I admit I don't really know what type of answer your looking for. So, I'll say something that might very well be entirely irrelevant for your purposes but which I enjoy. At least, it'll provide some context for the power means you asked about.
These generalized power means are basically the discrete (finitary) analogs of the L^p norms. So, for instance, it's with these norms that you prove (using, say, elementary calculus) the finitary version of Holder's inequality, which is really important in analysis, because it leads (via a limiting argument) to the more important fact that $L^p$ and $L^q$ spaces (which are continuous analogs of these finitary $l^p$ spaces) are dual for $p,q$ conjugate exponents.
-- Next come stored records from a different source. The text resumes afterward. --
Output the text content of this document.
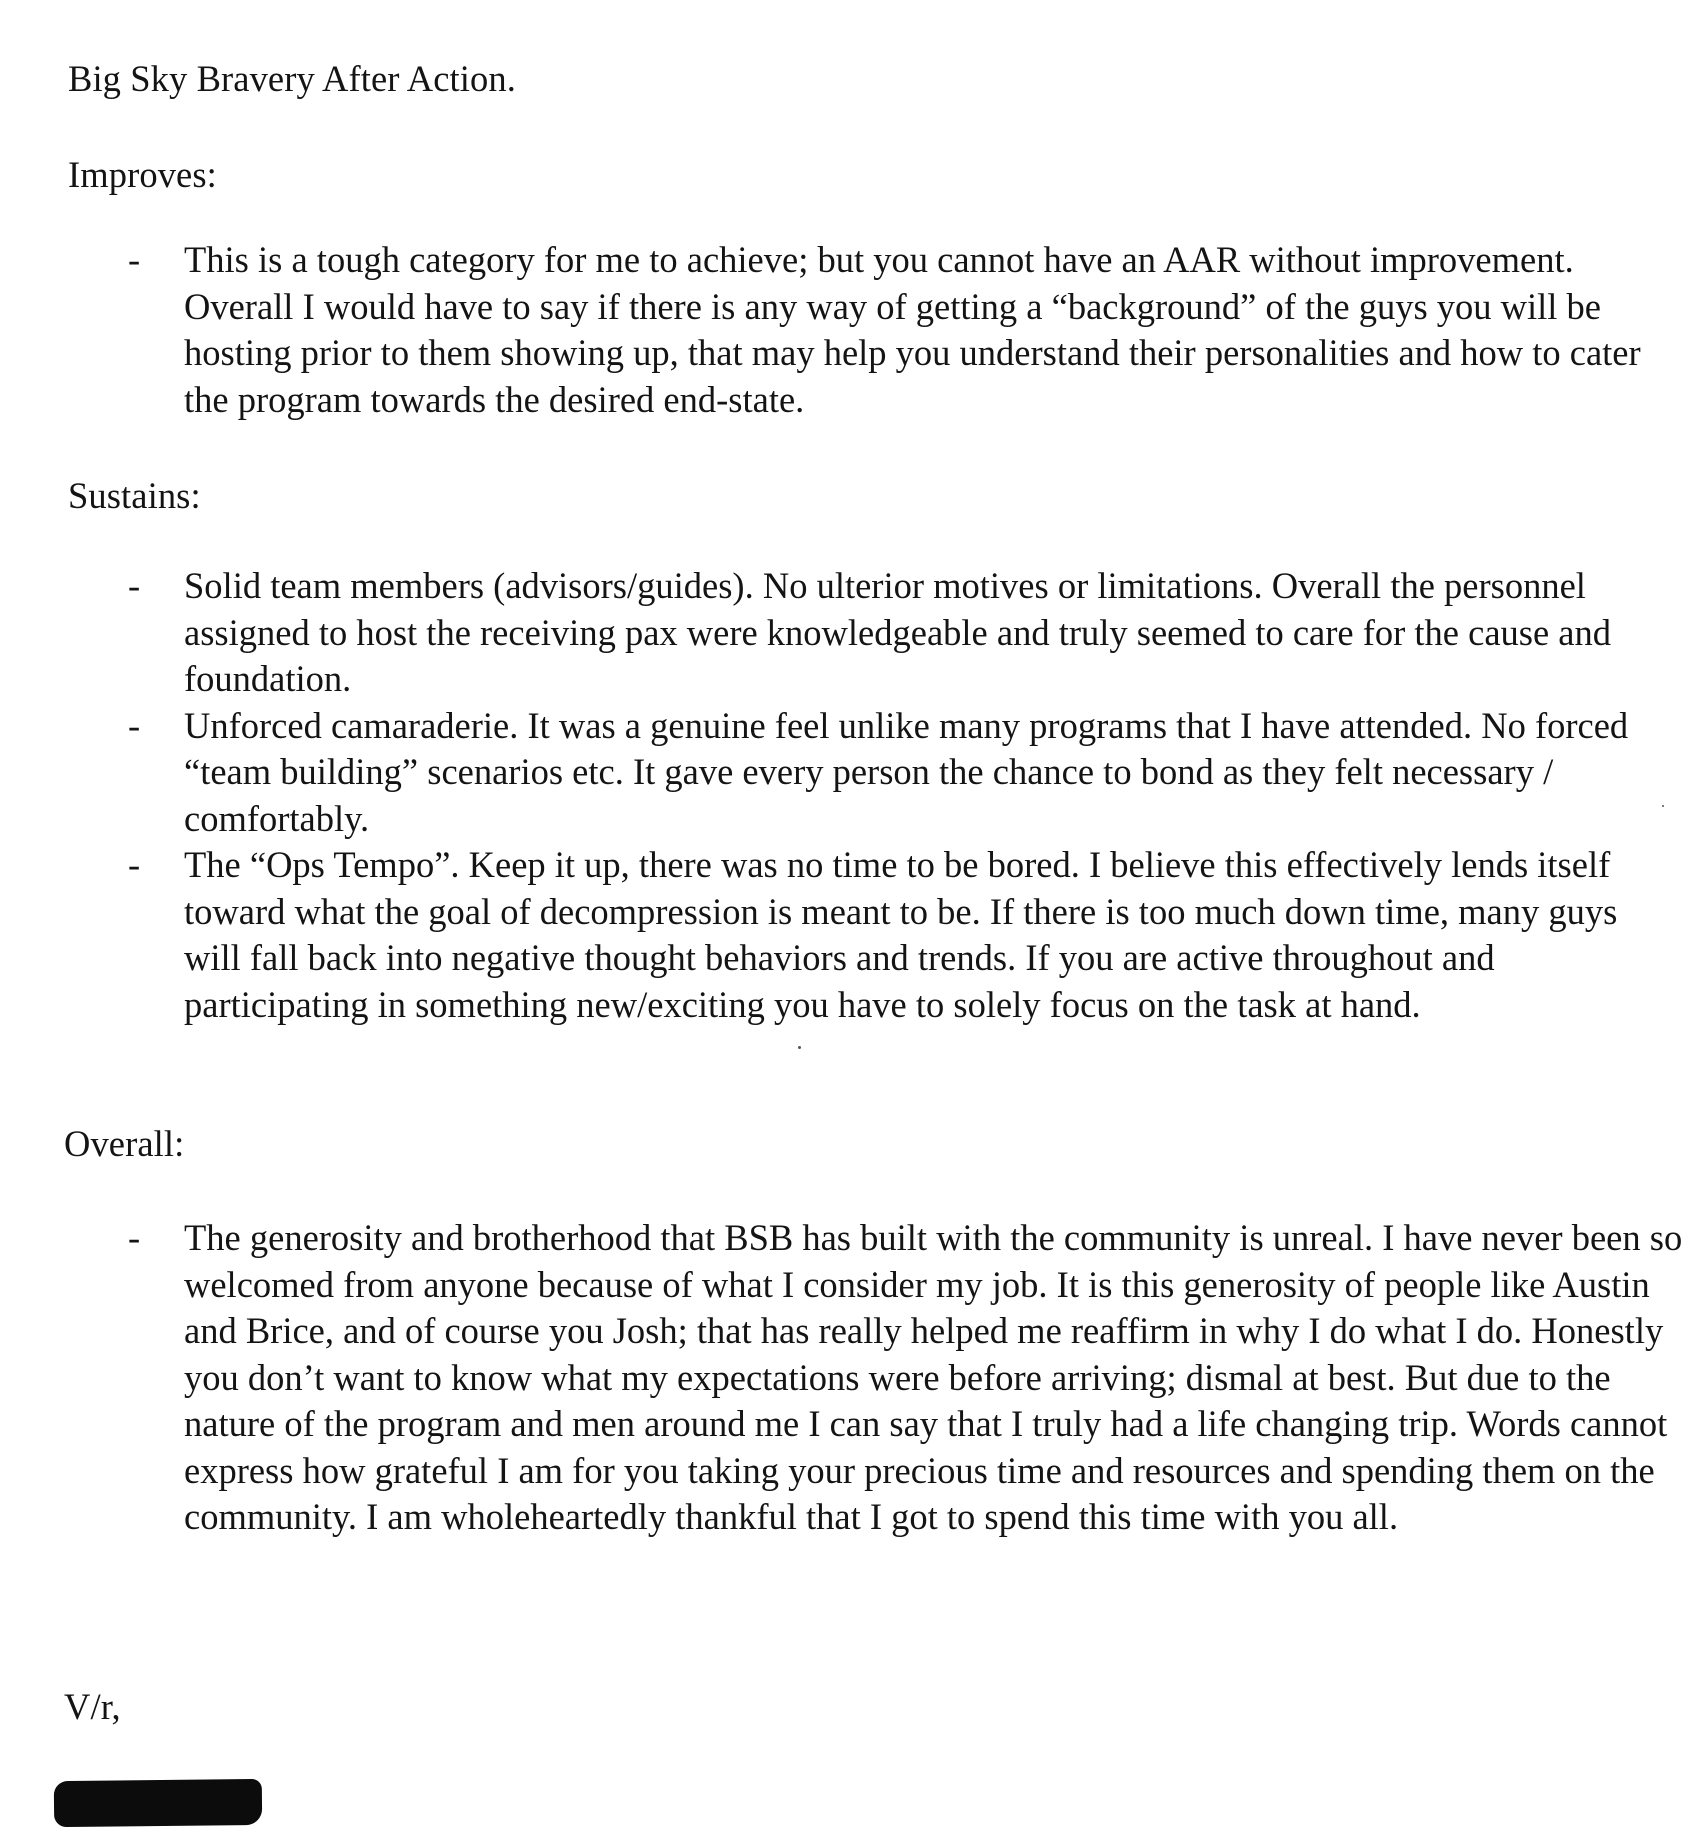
Big Sky Bravery After Action.
Improves:
-	This is a tough category for me to achieve; but you cannot have an AAR without improvement. Overall I would have to say if there is any way of getting a “background” of the guys you will be hosting prior to them showing up, that may help you understand their personalities and how to cater the program towards the desired end-state.
Sustains:
-	Solid team members (advisors/guides). No ulterior motives or limitations. Overall the personnel assigned to host the receiving pax were knowledgeable and truly seemed to care for the cause and foundation.
-	Unforced camaraderie. It was a genuine feel unlike many programs that I have attended. No forced “team building” scenarios etc. It gave every person the chance to bond as they felt necessary / comfortably.
-	The “Ops Tempo”. Keep it up, there was no time to be bored. I believe this effectively lends itself toward what the goal of decompression is meant to be. If there is too much down time, many guys will fall back into negative thought behaviors and trends. If you are active throughout and participating in something new/exciting you have to solely focus on the task at hand.
Overall:
-	The generosity and brotherhood that BSB has built with the community is unreal. I have never been so welcomed from anyone because of what I consider my job. It is this generosity of people like Austin and Brice, and of course you Josh; that has really helped me reaffirm in why I do what I do. Honestly you don’t want to know what my expectations were before arriving; dismal at best. But due to the nature of the program and men around me I can say that I truly had a life changing trip. Words cannot express how grateful I am for you taking your precious time and resources and spending them on the community. I am wholeheartedly thankful that I got to spend this time with you all.
V/r,
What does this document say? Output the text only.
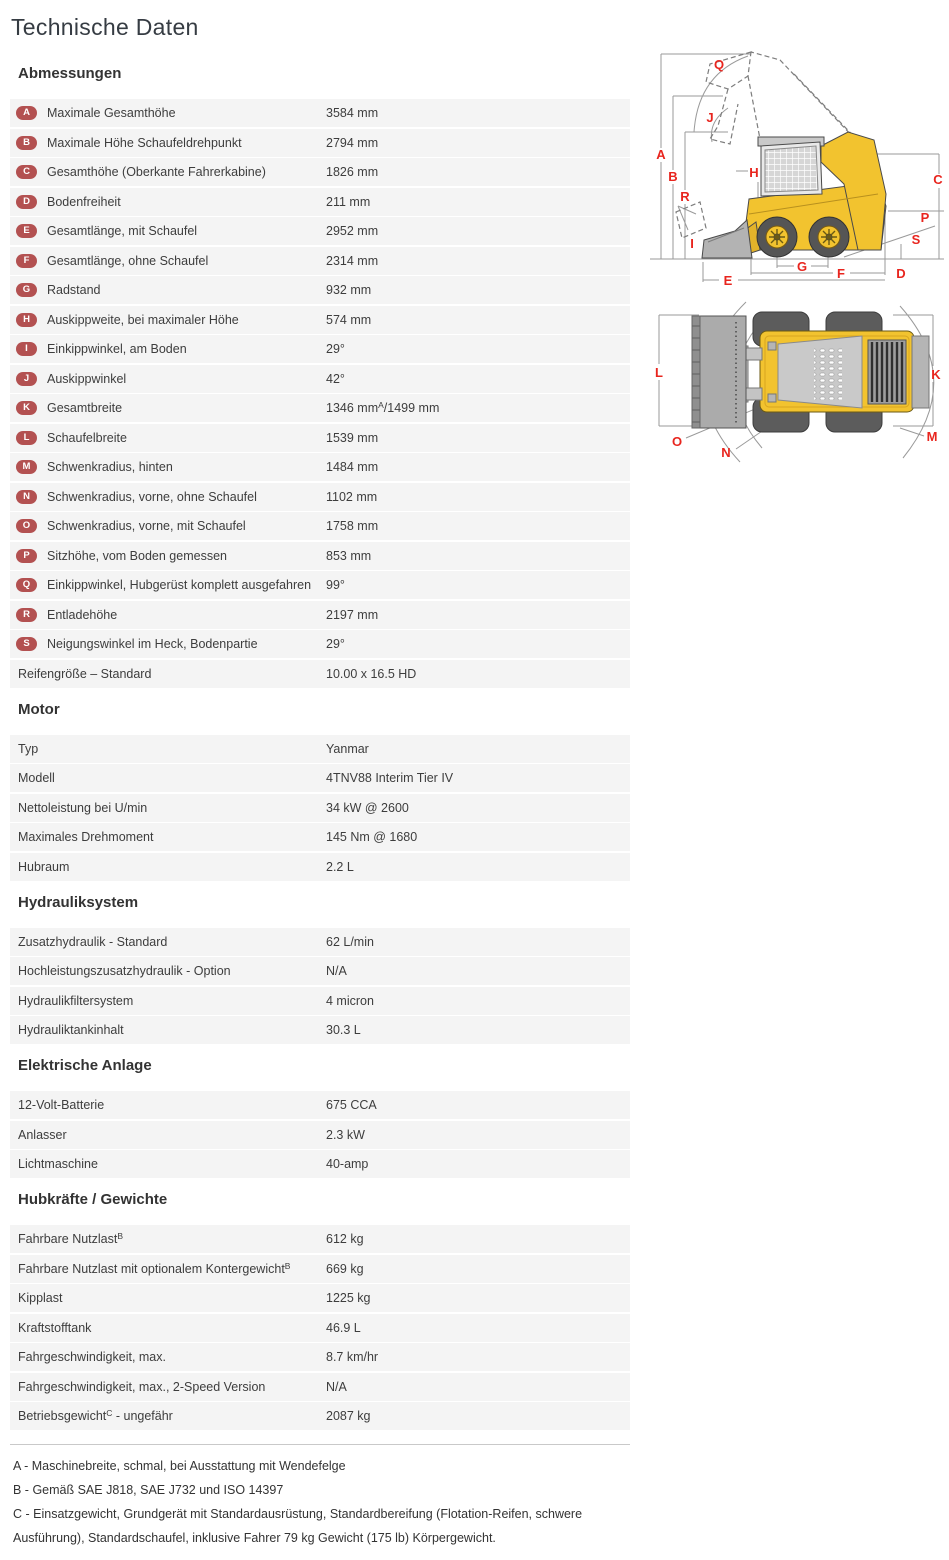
Technische Daten
Abmessungen
A	Maximale Gesamthöhe	3584 mm
B	Maximale Höhe Schaufeldrehpunkt	2794 mm
C	Gesamthöhe (Oberkante Fahrerkabine)	1826 mm
D	Bodenfreiheit	211 mm
E	Gesamtlänge, mit Schaufel	2952 mm
F	Gesamtlänge, ohne Schaufel	2314 mm
G	Radstand	932 mm
H	Auskippweite, bei maximaler Höhe	574 mm
I	Einkippwinkel, am Boden	29°
J	Auskippwinkel	42°
K	Gesamtbreite	1346 $mm^A/1499$ mm
L	Schaufelbreite	1539 mm
M	Schwenkradius, hinten	1484 mm
N	Schwenkradius, vorne, ohne Schaufel	1102 mm
O	Schwenkradius, vorne, mit Schaufel	1758 mm
P	Sitzhöhe, vom Boden gemessen	853 mm
Q	Einkippwinkel, Hubgerüst komplett ausgefahren 99°
R	Entladehöhe	2197 mm
S	Neigungswinkel im Heck, Bodenpartie	29°
Reifengröße – Standard	10.00 x 16.5 HD
Motor
Typ	Yanmar
Modell	4TNV88 Interim Tier IV
Nettoleistung bei U/min	34 kW @ 2600
Maximales Drehmoment	145 Nm @ 1680
Hubraum	2.2 L
Hydrauliksystem
Zusatzhydraulik - Standard	62 L/min
Hochleistungszusatzhydraulik - Option	N/A
Hydraulikfiltersystem	4 micron
Hydrauliktankinhalt	30.3 L
Elektrische Anlage
12-Volt-Batterie	675 CCA
Anlasser	2.3 kW
Lichtmaschine	40-amp
Hubkräfte / Gewichte
Fahrbare Nutzlast$^B$	612 kg
Fahrbare Nutzlast mit optionalem Kontergewicht$^B$	669 kg
Kipplast	1225 kg
Kraftstofftank	46.9 L
Fahrgeschwindigkeit, max.	8.7 km/hr
Fahrgeschwindigkeit, max., 2-Speed Version	N/A
Betriebsgewicht$^C$ - ungefähr	2087 kg

A - Maschinebreite, schmal, bei Ausstattung mit Wendefelge

B - Gemäß SAE J818, SAE J732 und ISO 14397

C - Einsatzgewicht, Grundgerät mit Standardausrüstung, Standardbereifung (Flotation-Reifen, schwere Ausführung), Standardschaufel, inklusive Fahrer 79 kg Gewicht (175 lb) Körpergewicht.

Q
J
A
B
R
H
I
E
G F	D
S
P
C
L	K
O
N
M
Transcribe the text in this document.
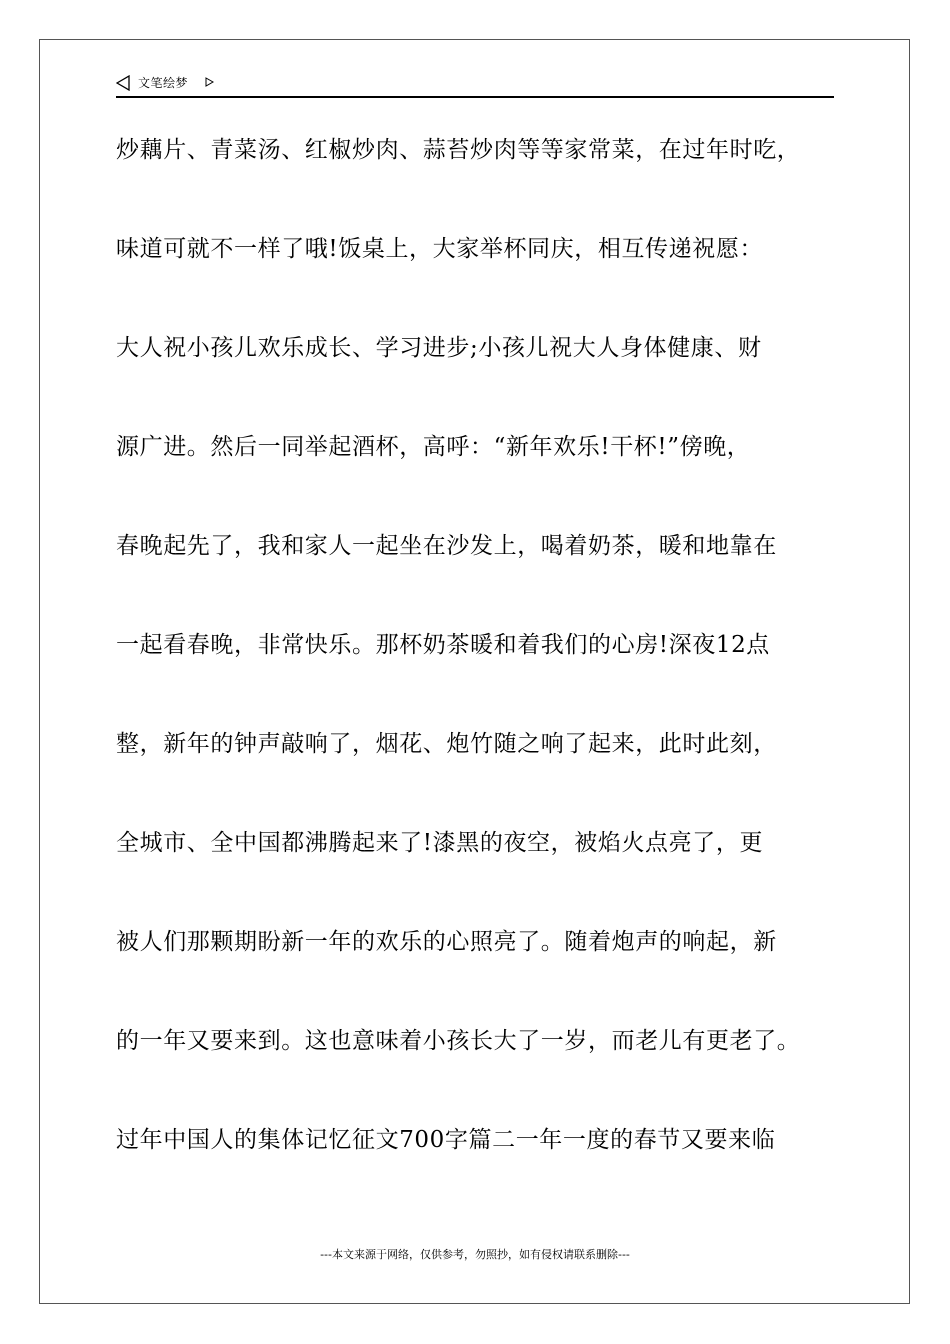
文笔绘梦
炒藕片、青菜汤、红椒炒肉、蒜苔炒肉等等家常菜，在过年时吃，
味道可就不一样了哦!饭桌上，大家举杯同庆，相互传递祝愿：
大人祝小孩儿欢乐成长、学习进步;小孩儿祝大人身体健康、财
源广进。然后一同举起酒杯，高呼：“新年欢乐!干杯!”傍晚，
春晚起先了，我和家人一起坐在沙发上，喝着奶茶，暖和地靠在
一起看春晚，非常快乐。那杯奶茶暖和着我们的心房!深夜12点
整，新年的钟声敲响了，烟花、炮竹随之响了起来，此时此刻，
全城市、全中国都沸腾起来了!漆黑的夜空，被焰火点亮了，更
被人们那颗期盼新一年的欢乐的心照亮了。随着炮声的响起，新
的一年又要来到。这也意味着小孩长大了一岁，而老儿有更老了。
过年中国人的集体记忆征文700字篇二一年一度的春节又要来临
---本文来源于网络，仅供参考，勿照抄，如有侵权请联系删除---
This duality is really important: one example is that if you are trying to prove something about the $L^p$ spaces that is preserved under duality, you just have to restrict yourself to the case $1 \leq p \leq 2$. The theory of singular integral operators provides examples of this: basically, it's easy to prove they are bounded (i.e., reasonably well-behaved) for $p=2$ by Fourier analysis; you prove that they're "weak-bounded" on $L^1$ (in some sense which I won't make precise); then you apply to general results on interpolation to get boundedness in the range $1-2$; finally, this duality operation gives it for $p>2$ as well.
Also, root-mean-square speed is used to define temperature in physics.